My name is Amy Mason, and—"

"Ah! You are engaged to be married to James Darcy, who is—er—detained as a—er—as a witness in the murder of his cousin?"

"I am," and she seemed to glory in it. "As soon as I heard what had happened—to him—I wanted to help. They would not let me see Jimmie at police headquarters, but I sent word that dad and I were going to work for him every minute."

"That must have cheered him."

"I hope it did. But I want to do more than that. I want to help him! I want to get the best detective in the country to work on the case and prove that Jimmie didn't do this—this terrible thing of which he is accused."

"He isn't exactly accused yet, as I understand it, Miss Mason."

"Oh, well, it's just as bad. He is suspected. Why, Jimmie wouldn't have caused Mrs. Darcy a moment of pain, to say nothing of striking her—killing her! Oh, it's horrible—horrible!" and she covered her face with her hands.

"I don't quite understand," began the colonel, "why you came to me, or how—"

"I told her it was the only thing to do," broke in the newsboy. "Soon as I read about Carroll and Thong being on the case I knew it would take a fly one to put anything over on them. I tried on the train to sell you a detective book, not knowing who you was. You treated me white, and when I heard Miss Mason was in trouble—or her friend was—I said to myself right away that you was the one to fix things. I went out to her farm last night and she was all broke up."

"It was a terrible shock to me when I heard Jimmie was under arrest," said the girl. "I didn't know what to do. Tom, here, proposed coming to see you, and when dad heard who you were, though we knew nothing of you, he said the same thing. He told me I could have all the money I wanted, and I have some of my own if his isn't enough."

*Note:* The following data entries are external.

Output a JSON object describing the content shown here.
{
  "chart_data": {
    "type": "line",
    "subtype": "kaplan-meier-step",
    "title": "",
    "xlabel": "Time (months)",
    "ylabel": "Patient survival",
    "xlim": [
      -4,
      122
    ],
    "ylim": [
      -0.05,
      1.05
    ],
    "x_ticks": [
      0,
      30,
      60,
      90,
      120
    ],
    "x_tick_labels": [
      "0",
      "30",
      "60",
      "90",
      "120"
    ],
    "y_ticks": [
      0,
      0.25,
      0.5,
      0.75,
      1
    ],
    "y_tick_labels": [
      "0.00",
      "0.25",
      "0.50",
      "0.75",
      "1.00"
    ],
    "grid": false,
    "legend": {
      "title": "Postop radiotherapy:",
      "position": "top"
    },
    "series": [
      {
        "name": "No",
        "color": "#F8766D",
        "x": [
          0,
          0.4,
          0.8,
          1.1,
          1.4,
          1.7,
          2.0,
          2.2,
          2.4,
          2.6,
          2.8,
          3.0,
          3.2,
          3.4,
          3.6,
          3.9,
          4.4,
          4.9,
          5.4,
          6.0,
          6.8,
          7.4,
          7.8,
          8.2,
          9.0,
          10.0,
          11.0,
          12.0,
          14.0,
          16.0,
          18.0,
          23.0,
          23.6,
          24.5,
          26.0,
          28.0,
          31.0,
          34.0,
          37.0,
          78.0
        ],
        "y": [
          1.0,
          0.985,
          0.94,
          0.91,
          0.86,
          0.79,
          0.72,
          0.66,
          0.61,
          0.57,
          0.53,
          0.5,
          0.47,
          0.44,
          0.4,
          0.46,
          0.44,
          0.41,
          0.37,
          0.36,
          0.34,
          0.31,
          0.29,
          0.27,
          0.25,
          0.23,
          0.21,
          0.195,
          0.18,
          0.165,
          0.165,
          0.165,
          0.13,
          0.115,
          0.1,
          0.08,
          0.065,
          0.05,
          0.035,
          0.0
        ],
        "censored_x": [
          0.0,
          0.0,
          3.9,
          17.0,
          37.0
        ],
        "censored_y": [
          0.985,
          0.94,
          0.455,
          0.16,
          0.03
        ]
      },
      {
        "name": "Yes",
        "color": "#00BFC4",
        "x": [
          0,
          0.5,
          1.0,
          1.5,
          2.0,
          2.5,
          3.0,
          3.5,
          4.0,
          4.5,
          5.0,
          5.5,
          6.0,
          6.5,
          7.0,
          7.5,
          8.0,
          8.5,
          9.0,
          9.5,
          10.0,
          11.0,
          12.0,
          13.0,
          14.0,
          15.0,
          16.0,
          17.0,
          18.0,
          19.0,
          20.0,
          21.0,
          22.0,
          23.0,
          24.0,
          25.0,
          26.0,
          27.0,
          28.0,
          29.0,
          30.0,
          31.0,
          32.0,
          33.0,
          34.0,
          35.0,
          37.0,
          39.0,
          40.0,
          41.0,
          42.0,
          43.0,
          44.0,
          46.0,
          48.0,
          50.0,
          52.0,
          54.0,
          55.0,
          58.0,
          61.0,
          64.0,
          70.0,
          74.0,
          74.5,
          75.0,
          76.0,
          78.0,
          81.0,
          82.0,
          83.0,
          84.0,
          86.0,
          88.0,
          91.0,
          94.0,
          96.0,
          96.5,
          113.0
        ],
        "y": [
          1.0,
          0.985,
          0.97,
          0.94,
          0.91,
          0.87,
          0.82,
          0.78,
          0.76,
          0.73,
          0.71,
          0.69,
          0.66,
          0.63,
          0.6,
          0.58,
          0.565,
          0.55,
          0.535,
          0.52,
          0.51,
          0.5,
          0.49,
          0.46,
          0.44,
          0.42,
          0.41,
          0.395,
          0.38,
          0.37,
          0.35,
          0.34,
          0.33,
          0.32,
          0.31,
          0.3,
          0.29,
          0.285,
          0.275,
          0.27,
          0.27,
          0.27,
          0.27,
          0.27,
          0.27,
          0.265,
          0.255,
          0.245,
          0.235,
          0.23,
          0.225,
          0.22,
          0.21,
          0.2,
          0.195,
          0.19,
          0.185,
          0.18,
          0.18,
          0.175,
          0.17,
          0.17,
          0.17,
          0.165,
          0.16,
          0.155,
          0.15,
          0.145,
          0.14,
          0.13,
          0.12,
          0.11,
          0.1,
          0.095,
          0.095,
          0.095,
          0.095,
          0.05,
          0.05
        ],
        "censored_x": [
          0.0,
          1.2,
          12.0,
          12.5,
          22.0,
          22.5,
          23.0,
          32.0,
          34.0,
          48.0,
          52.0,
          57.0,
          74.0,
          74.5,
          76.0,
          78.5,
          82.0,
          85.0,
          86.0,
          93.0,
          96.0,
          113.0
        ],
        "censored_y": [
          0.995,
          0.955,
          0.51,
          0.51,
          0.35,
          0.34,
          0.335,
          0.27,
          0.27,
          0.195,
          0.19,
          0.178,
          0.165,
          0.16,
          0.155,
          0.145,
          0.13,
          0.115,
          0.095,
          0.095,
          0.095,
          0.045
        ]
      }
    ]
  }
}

"It isn't always a question of money," began the colonel, gently.

"I know!" broke in Amy. "But if I add the inducement of all the trout fishing—"

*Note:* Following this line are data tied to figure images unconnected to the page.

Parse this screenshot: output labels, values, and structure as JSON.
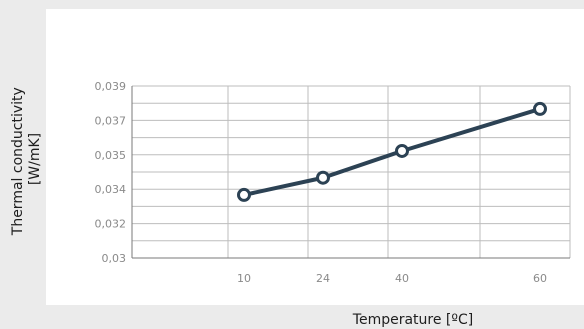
{
  "chart_data": {
    "type": "line",
    "categories": [
      "10",
      "24",
      "40",
      "60"
    ],
    "series": [
      {
        "values": [
          0.0333,
          0.0342,
          0.0356,
          0.0378
        ]
      }
    ],
    "y_ticks": [
      "0,03",
      "0,032",
      "0,034",
      "0,035",
      "0,037",
      "0,039"
    ],
    "ylim": [
      0.03,
      0.039
    ],
    "xlabel": "Temperature [ºC]",
    "ylabel_lines": [
      "Thermal conductivity",
      "[W/mK]"
    ],
    "grid": true,
    "colors": {
      "background": "#ebebeb",
      "plot_panel": "#ffffff",
      "line": "#2c4254",
      "marker_fill": "#ffffff",
      "grid": "#bdbdbd"
    }
  }
}
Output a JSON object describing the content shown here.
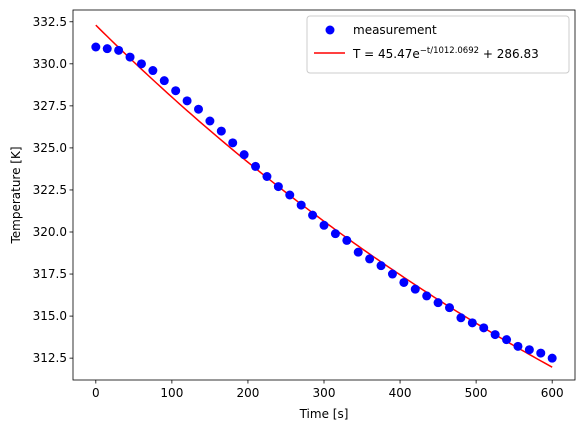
{
  "chart_data": {
    "type": "scatter",
    "xlabel": "Time [s]",
    "ylabel": "Temperature [K]",
    "xlim": [
      -30,
      630
    ],
    "ylim": [
      311.2,
      333.2
    ],
    "xticks": [
      0,
      100,
      200,
      300,
      400,
      500,
      600
    ],
    "xtick_labels": [
      "0",
      "100",
      "200",
      "300",
      "400",
      "500",
      "600"
    ],
    "yticks": [
      312.5,
      315.0,
      317.5,
      320.0,
      322.5,
      325.0,
      327.5,
      330.0,
      332.5
    ],
    "ytick_labels": [
      "312.5",
      "315.0",
      "317.5",
      "320.0",
      "322.5",
      "325.0",
      "327.5",
      "330.0",
      "332.5"
    ],
    "grid": false,
    "legend_position": "top-right",
    "series": [
      {
        "name": "measurement",
        "kind": "scatter",
        "color": "#0000ff",
        "x": [
          0,
          15,
          30,
          45,
          60,
          75,
          90,
          105,
          120,
          135,
          150,
          165,
          180,
          195,
          210,
          225,
          240,
          255,
          270,
          285,
          300,
          315,
          330,
          345,
          360,
          375,
          390,
          405,
          420,
          435,
          450,
          465,
          480,
          495,
          510,
          525,
          540,
          555,
          570,
          585,
          600
        ],
        "y": [
          331.0,
          330.9,
          330.8,
          330.4,
          330.0,
          329.6,
          329.0,
          328.4,
          327.8,
          327.3,
          326.6,
          326.0,
          325.3,
          324.6,
          323.9,
          323.3,
          322.7,
          322.2,
          321.6,
          321.0,
          320.4,
          319.9,
          319.5,
          318.8,
          318.4,
          318.0,
          317.5,
          317.0,
          316.6,
          316.2,
          315.8,
          315.5,
          314.9,
          314.6,
          314.3,
          313.9,
          313.6,
          313.2,
          313.0,
          312.8,
          312.5
        ]
      },
      {
        "name": "T = 45.47e^{−t/1012.0692} + 286.83",
        "kind": "line",
        "color": "#ff0000",
        "model": {
          "A": 45.47,
          "tau": 1012.0692,
          "C": 286.83
        },
        "x_range": [
          0,
          600
        ]
      }
    ]
  },
  "legend": {
    "measurement_label": "measurement",
    "fit_label_prefix": "T = 45.47e",
    "fit_label_exponent": "−t/1012.0692",
    "fit_label_suffix": " + 286.83"
  }
}
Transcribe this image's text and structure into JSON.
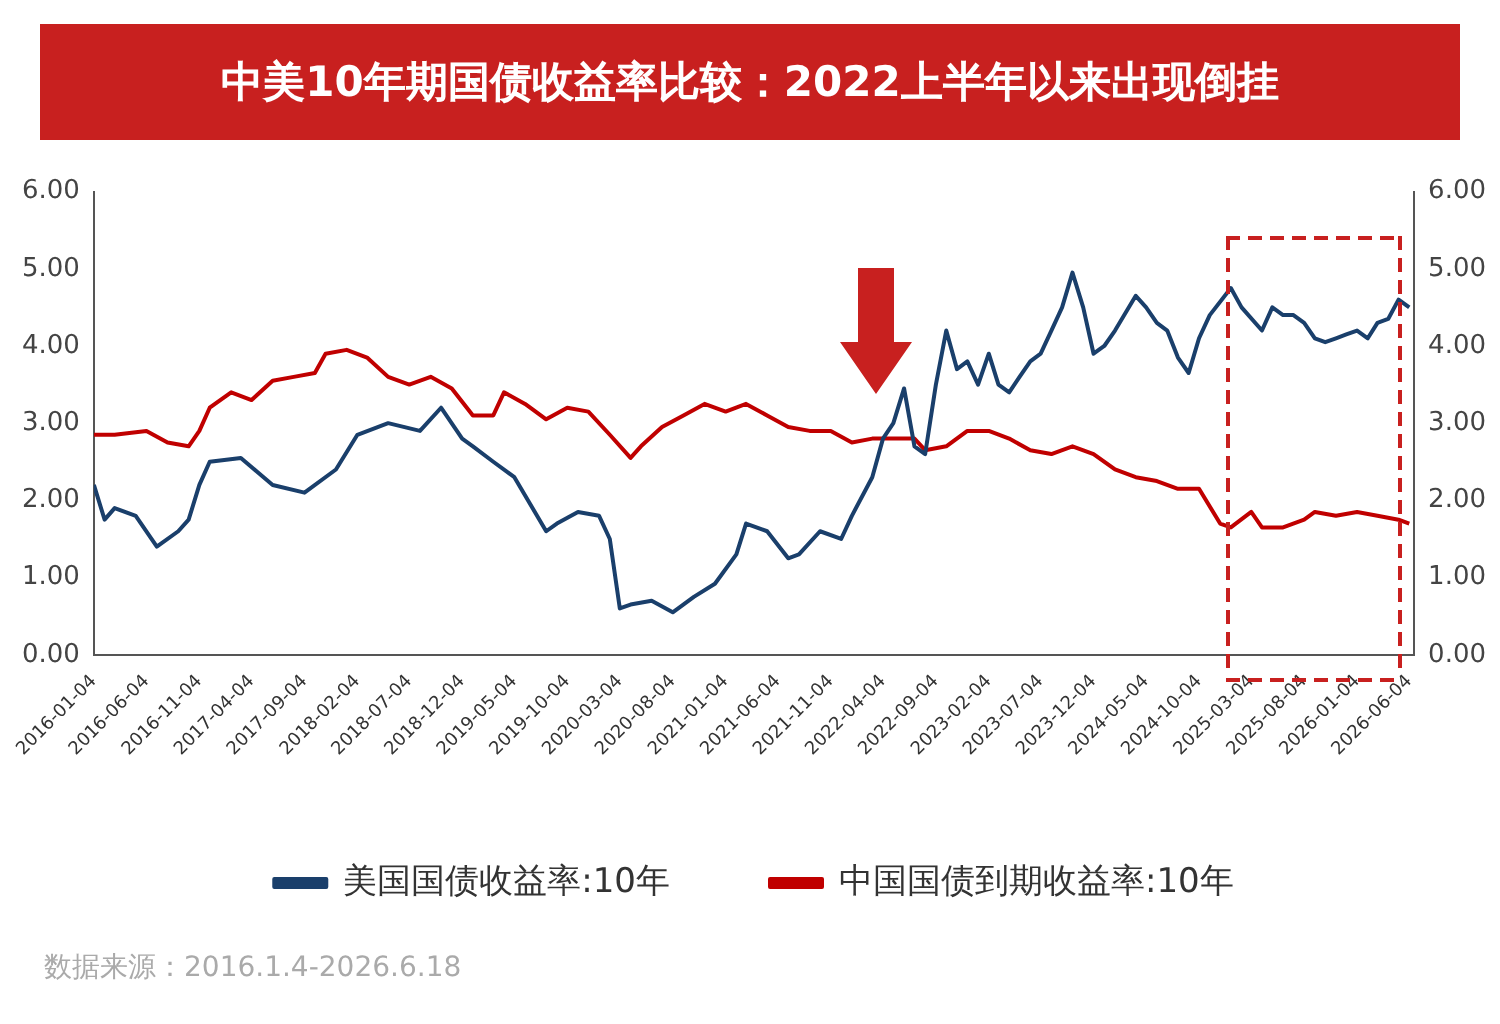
{
  "chart_data": {
    "type": "line",
    "title": "中美10年期国债收益率比较：2022上半年以来出现倒挂",
    "annotations": [
      "数据来源：2016.1.4-2026.6.18"
    ],
    "xlim": [
      "2016-01-04",
      "2026-06-18"
    ],
    "xticks": [
      "2016-01-04",
      "2016-06-04",
      "2016-11-04",
      "2017-04-04",
      "2017-09-04",
      "2018-02-04",
      "2018-07-04",
      "2018-12-04",
      "2019-05-04",
      "2019-10-04",
      "2020-03-04",
      "2020-08-04",
      "2021-01-04",
      "2021-06-04",
      "2021-11-04",
      "2022-04-04",
      "2022-09-04",
      "2023-02-04",
      "2023-07-04",
      "2023-12-04",
      "2024-05-04",
      "2024-10-04",
      "2025-03-04",
      "2025-08-04",
      "2026-01-04",
      "2026-06-04"
    ],
    "ylim": [
      0,
      6
    ],
    "yticks": [
      {
        "value": 0,
        "label": "0.00"
      },
      {
        "value": 1,
        "label": "1.00"
      },
      {
        "value": 2,
        "label": "2.00"
      },
      {
        "value": 3,
        "label": "3.00"
      },
      {
        "value": 4,
        "label": "4.00"
      },
      {
        "value": 5,
        "label": "5.00"
      },
      {
        "value": 6,
        "label": "6.00"
      }
    ],
    "y2lim": [
      0,
      6
    ],
    "y2ticks": [
      {
        "value": 0,
        "label": "0.00"
      },
      {
        "value": 1,
        "label": "1.00"
      },
      {
        "value": 2,
        "label": "2.00"
      },
      {
        "value": 3,
        "label": "3.00"
      },
      {
        "value": 4,
        "label": "4.00"
      },
      {
        "value": 5,
        "label": "5.00"
      },
      {
        "value": 6,
        "label": "6.00"
      }
    ],
    "grid": false,
    "legend": "bottom",
    "marker": "none",
    "line_style": "solid",
    "series": [
      {
        "name": "美国国债收益率:10年",
        "color": "#1a3f6b",
        "x": [
          "2016-01-04",
          "2016-02",
          "2016-03",
          "2016-05",
          "2016-07",
          "2016-09",
          "2016-10",
          "2016-11",
          "2016-12",
          "2017-03",
          "2017-06",
          "2017-09",
          "2017-12",
          "2018-02",
          "2018-05",
          "2018-08",
          "2018-10",
          "2018-12",
          "2019-01",
          "2019-03",
          "2019-05",
          "2019-08",
          "2019-09",
          "2019-11",
          "2020-01",
          "2020-02",
          "2020-03",
          "2020-04",
          "2020-06",
          "2020-08",
          "2020-10",
          "2020-12",
          "2021-02",
          "2021-03",
          "2021-05",
          "2021-07",
          "2021-08",
          "2021-10",
          "2021-12",
          "2022-01",
          "2022-03",
          "2022-04",
          "2022-05",
          "2022-06",
          "2022-07",
          "2022-08",
          "2022-09",
          "2022-10",
          "2022-11",
          "2022-12",
          "2023-01",
          "2023-02",
          "2023-03",
          "2023-04",
          "2023-05",
          "2023-06",
          "2023-07",
          "2023-08",
          "2023-09",
          "2023-10",
          "2023-11",
          "2023-12",
          "2024-01",
          "2024-02",
          "2024-04",
          "2024-05",
          "2024-06",
          "2024-07",
          "2024-08",
          "2024-09",
          "2024-10",
          "2024-11",
          "2025-01",
          "2025-02",
          "2025-04",
          "2025-05",
          "2025-06",
          "2025-07",
          "2025-08",
          "2025-09",
          "2025-10",
          "2025-11",
          "2025-12",
          "2026-01",
          "2026-02",
          "2026-03",
          "2026-04",
          "2026-05",
          "2026-06"
        ],
        "values": [
          2.2,
          1.75,
          1.9,
          1.8,
          1.4,
          1.6,
          1.75,
          2.2,
          2.5,
          2.55,
          2.2,
          2.1,
          2.4,
          2.85,
          3.0,
          2.9,
          3.2,
          2.8,
          2.7,
          2.5,
          2.3,
          1.6,
          1.7,
          1.85,
          1.8,
          1.5,
          0.6,
          0.65,
          0.7,
          0.55,
          0.75,
          0.92,
          1.3,
          1.7,
          1.6,
          1.25,
          1.3,
          1.6,
          1.5,
          1.8,
          2.3,
          2.8,
          3.0,
          3.45,
          2.7,
          2.6,
          3.5,
          4.2,
          3.7,
          3.8,
          3.5,
          3.9,
          3.5,
          3.4,
          3.6,
          3.8,
          3.9,
          4.2,
          4.5,
          4.95,
          4.5,
          3.9,
          4.0,
          4.2,
          4.65,
          4.5,
          4.3,
          4.2,
          3.85,
          3.65,
          4.1,
          4.4,
          4.75,
          4.5,
          4.2,
          4.5,
          4.4,
          4.4,
          4.3,
          4.1,
          4.05,
          4.1,
          4.15,
          4.2,
          4.1,
          4.3,
          4.35,
          4.6,
          4.5
        ]
      },
      {
        "name": "中国国债到期收益率:10年",
        "color": "#c00000",
        "x": [
          "2016-01-04",
          "2016-03",
          "2016-06",
          "2016-08",
          "2016-10",
          "2016-11",
          "2016-12",
          "2017-02",
          "2017-04",
          "2017-06",
          "2017-08",
          "2017-10",
          "2017-11",
          "2018-01",
          "2018-03",
          "2018-05",
          "2018-07",
          "2018-09",
          "2018-11",
          "2019-01",
          "2019-03",
          "2019-04",
          "2019-06",
          "2019-08",
          "2019-10",
          "2019-12",
          "2020-02",
          "2020-04",
          "2020-05",
          "2020-07",
          "2020-09",
          "2020-11",
          "2021-01",
          "2021-03",
          "2021-05",
          "2021-07",
          "2021-09",
          "2021-11",
          "2022-01",
          "2022-03",
          "2022-05",
          "2022-07",
          "2022-08",
          "2022-10",
          "2022-12",
          "2023-02",
          "2023-04",
          "2023-06",
          "2023-08",
          "2023-10",
          "2023-12",
          "2024-02",
          "2024-04",
          "2024-06",
          "2024-08",
          "2024-10",
          "2024-12",
          "2025-01",
          "2025-03",
          "2025-04",
          "2025-06",
          "2025-08",
          "2025-09",
          "2025-11",
          "2026-01",
          "2026-03",
          "2026-05",
          "2026-06"
        ],
        "values": [
          2.85,
          2.85,
          2.9,
          2.75,
          2.7,
          2.9,
          3.2,
          3.4,
          3.3,
          3.55,
          3.6,
          3.65,
          3.9,
          3.95,
          3.85,
          3.6,
          3.5,
          3.6,
          3.45,
          3.1,
          3.1,
          3.4,
          3.25,
          3.05,
          3.2,
          3.15,
          2.85,
          2.55,
          2.7,
          2.95,
          3.1,
          3.25,
          3.15,
          3.25,
          3.1,
          2.95,
          2.9,
          2.9,
          2.75,
          2.8,
          2.8,
          2.8,
          2.65,
          2.7,
          2.9,
          2.9,
          2.8,
          2.65,
          2.6,
          2.7,
          2.6,
          2.4,
          2.3,
          2.25,
          2.15,
          2.15,
          1.7,
          1.65,
          1.85,
          1.65,
          1.65,
          1.75,
          1.85,
          1.8,
          1.85,
          1.8,
          1.75,
          1.7
        ]
      }
    ]
  }
}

"You are strongly tempting me, my dear young lady. But finish your story."

"Well, there isn't much more to tell. Tom suggested that I come to see you and ask you to take Mr. Darcy's case—to prove that he had no hand in the murder—for I'm sure he did not.

"Tom stayed at our house at Pompey all night. I wanted to come to your hotel at once, but the storm got too bad, so I waited until this morning, and then we motored in. We found you had gone fishing, and we followed you here. It was, perhaps, not just the thing to do. But I was so anxious! I want to tell Jimmie that something is being done for him. You will help us, won't you?" and again she held out her hands appealingly.

"I don't know anything about police or detectives," she went on, "but
I'm sure there must be some way of proving that my—that Jimmie had no
hand in this. Some terrible thief—a burglar—must have killed Mrs.
Darcy. Oh, Colonel Brentnall, you will help us—won't you?"

She stood there, a beautiful and pathetic picture. The wind sighed through the trees and the murmur of the rippling water filled the air.

"Please!" she whispered. Her hands seemed to waver. Her body swayed.

"Shag, you black rascal!" cried the colonel. "The lady's going to faint! Catch her!"

"Yes, sah, Colonel!"

"No! Stand back! I'll attend to her myself! I've given up detective work, but—"

And a moment later Amy Mason sank limply into the colonel's arms.